Un grand rebondissement est venu bouleverser l’affaire du défunt Jilani Daboussi avec l’émission d’une série de «constatations» par le Comité des droits de l’Homme, organe de surveillance du Haut-commissariat des Nations unies aux droits de l’homme, à Genève, au titre desquelles il reproche aux autorités tunisiennes d’avoir «failli à leur devoir de protéger la vie de Jilani Daboussi, qui se trouvait sous l’autorité de l’État» et estimé que ce dernier a été victime d’une «violation des droits de l’homme». Il faut dire que le verdict ne surprend guère, car des hommes politiques officiant de la Troïka, au pouvoir après 2011, et en particulier le ministre de la Justice, en l’occurrence Noureddine Bhiri, ont été pointés du doigt et accusés d’avoir emprisonné arbitrairement Jilani Daboussi.

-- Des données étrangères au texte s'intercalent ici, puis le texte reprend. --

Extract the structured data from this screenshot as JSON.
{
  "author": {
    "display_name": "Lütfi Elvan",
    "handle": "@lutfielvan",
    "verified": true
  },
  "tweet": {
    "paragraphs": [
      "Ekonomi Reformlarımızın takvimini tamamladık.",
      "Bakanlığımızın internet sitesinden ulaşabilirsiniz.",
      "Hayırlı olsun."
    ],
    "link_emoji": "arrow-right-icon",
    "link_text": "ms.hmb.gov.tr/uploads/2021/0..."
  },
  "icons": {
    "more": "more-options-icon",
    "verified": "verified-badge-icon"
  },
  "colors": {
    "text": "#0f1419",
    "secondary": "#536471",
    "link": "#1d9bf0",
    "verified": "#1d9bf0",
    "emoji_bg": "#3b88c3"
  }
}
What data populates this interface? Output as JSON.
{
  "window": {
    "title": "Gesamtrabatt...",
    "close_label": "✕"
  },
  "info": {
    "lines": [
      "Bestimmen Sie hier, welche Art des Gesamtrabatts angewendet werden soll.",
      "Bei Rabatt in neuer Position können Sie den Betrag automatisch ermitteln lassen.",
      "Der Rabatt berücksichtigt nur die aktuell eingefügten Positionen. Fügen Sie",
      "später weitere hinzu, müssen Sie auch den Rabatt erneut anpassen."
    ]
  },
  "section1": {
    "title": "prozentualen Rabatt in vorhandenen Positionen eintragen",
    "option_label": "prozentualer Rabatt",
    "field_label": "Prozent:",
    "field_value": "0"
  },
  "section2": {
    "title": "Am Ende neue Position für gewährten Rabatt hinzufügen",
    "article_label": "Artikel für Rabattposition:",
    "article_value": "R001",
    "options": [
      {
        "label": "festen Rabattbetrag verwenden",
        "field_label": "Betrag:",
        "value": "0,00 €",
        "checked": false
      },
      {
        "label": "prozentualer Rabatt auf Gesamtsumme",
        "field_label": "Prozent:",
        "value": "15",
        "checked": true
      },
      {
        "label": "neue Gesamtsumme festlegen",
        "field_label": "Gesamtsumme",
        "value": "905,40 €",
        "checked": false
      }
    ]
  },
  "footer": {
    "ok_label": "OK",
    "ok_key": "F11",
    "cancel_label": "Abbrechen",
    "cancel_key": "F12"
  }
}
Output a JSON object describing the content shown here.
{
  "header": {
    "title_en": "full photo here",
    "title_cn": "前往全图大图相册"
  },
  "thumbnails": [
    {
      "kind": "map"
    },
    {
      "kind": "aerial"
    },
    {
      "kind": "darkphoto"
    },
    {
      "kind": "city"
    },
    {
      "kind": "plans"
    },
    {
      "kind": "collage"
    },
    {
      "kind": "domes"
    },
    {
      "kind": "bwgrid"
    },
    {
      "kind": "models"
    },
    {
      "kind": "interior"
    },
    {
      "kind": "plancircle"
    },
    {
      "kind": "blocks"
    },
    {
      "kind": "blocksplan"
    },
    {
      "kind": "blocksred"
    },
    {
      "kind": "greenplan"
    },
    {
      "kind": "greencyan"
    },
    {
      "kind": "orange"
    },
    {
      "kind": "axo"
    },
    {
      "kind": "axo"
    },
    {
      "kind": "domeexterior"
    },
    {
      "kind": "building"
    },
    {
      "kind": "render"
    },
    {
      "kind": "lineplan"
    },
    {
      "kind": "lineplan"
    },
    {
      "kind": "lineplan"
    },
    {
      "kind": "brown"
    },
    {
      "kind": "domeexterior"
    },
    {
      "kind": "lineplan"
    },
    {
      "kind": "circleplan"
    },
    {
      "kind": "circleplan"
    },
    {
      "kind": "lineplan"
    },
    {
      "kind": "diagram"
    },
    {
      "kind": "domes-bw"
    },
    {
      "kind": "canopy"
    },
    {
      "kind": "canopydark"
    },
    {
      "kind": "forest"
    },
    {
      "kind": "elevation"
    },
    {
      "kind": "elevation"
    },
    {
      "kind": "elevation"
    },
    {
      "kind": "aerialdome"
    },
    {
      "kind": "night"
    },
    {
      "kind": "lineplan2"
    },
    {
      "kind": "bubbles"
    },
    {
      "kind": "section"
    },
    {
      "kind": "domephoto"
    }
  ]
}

L’internationalisation de l’affaire
La longue incarcération depuis octobre 2011 jusqu’à mai 2014, sans procès, de l’accusé et sa mort quelques heures après sa libération, ont poussé les membres de sa famille et notamment les deux enfants du défunt, Sarah Daboussi Druon, médecin franco-tunisienne native de la ville de Reims en France, et Sami Daboussi à déposer une plainte pour détention arbitraire et torture, avec constitution de partie civile devant le juge d’instruction près le Tribunal de grande instance de Paris le 18 janvier 2017, du fait que le défunt avait la double nationalité franco-tunisienne. La famille a également saisi le comité onusien des droits de l’homme sur la mort du père le 8 mai 2014, quelques heures seulement après sa sortie de prison.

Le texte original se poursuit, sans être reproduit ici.